Why aren’t readings sung? Easy, easy answer.

The question is asked by a CCWatershed writer: Why are the readings not sung at Mass? One of his suggestions, weirdly, is “psychological immaturity” on the part of the priest.

Even Jesus realizes this is a silly thing to say.


But that silliness aside, let’s address the question. I got my first experience of this at the CMAA colloquium this summer, and I think I can answer this pretty easily. I would never suggest singing readings (except in the EF, of course).

In every experience I had with the sung readings this summer (EF or OF), I noticed two things.

A: I couldn’t hear the singer.

B: If I could hear the singer (some were miked, some not), I couldn’t understand the singer.

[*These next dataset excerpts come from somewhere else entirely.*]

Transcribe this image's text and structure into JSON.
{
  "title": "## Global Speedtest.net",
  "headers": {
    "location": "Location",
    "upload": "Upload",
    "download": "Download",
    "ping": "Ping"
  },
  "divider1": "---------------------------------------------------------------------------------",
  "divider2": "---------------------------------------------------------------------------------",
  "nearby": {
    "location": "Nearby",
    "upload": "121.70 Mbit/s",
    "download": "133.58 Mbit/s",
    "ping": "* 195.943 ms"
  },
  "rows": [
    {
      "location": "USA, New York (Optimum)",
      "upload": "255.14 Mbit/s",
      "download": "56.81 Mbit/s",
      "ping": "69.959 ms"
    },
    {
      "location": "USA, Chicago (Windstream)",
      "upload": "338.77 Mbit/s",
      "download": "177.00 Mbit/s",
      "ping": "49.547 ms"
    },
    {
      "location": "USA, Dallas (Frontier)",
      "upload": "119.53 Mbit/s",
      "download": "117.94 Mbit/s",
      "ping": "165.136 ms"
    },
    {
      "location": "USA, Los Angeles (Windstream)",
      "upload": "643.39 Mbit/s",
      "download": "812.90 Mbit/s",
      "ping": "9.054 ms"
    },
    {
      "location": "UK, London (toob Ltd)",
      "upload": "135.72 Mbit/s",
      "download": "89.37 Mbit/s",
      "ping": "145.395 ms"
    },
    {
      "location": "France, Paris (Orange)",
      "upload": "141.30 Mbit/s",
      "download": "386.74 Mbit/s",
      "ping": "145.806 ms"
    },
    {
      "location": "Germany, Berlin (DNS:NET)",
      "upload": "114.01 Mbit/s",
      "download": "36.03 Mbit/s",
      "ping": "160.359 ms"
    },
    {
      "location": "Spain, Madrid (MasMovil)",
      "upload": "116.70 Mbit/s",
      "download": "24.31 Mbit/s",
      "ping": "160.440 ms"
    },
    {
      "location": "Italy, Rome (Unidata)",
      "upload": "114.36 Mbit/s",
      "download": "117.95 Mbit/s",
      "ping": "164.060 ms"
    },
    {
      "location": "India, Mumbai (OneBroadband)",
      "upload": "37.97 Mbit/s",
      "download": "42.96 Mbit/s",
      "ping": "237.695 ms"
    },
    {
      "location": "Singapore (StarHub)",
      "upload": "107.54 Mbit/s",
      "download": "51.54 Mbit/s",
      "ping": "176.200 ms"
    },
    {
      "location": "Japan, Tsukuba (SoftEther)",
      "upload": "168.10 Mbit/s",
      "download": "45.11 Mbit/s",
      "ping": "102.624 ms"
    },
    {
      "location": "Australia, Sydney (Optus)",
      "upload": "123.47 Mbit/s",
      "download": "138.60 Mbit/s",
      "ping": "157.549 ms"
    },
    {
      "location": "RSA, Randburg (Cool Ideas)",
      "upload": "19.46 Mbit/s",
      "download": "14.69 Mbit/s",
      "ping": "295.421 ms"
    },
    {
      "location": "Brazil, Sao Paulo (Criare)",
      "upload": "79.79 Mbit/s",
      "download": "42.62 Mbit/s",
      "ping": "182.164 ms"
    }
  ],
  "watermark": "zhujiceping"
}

Now, obviously, this was a very small sample size in a very big church (though I wasn’t sitting too far back). Others’ experience may vary, but my experience was uniformly negative.

There’s also a personnel issue. At my main parish, we barely have enough singers, period. Trying to get them to sing the readings would be a non-starter, and for the priest, singing a long gospel is a non-starter.

I’m sure some people appreciate sung readings, and that’s fine for them. But let’s not mistake preferences as guaranteed to be improvements from whatever you don’t like. And let’s certainly not confuse a preference for “psychological immaturity.”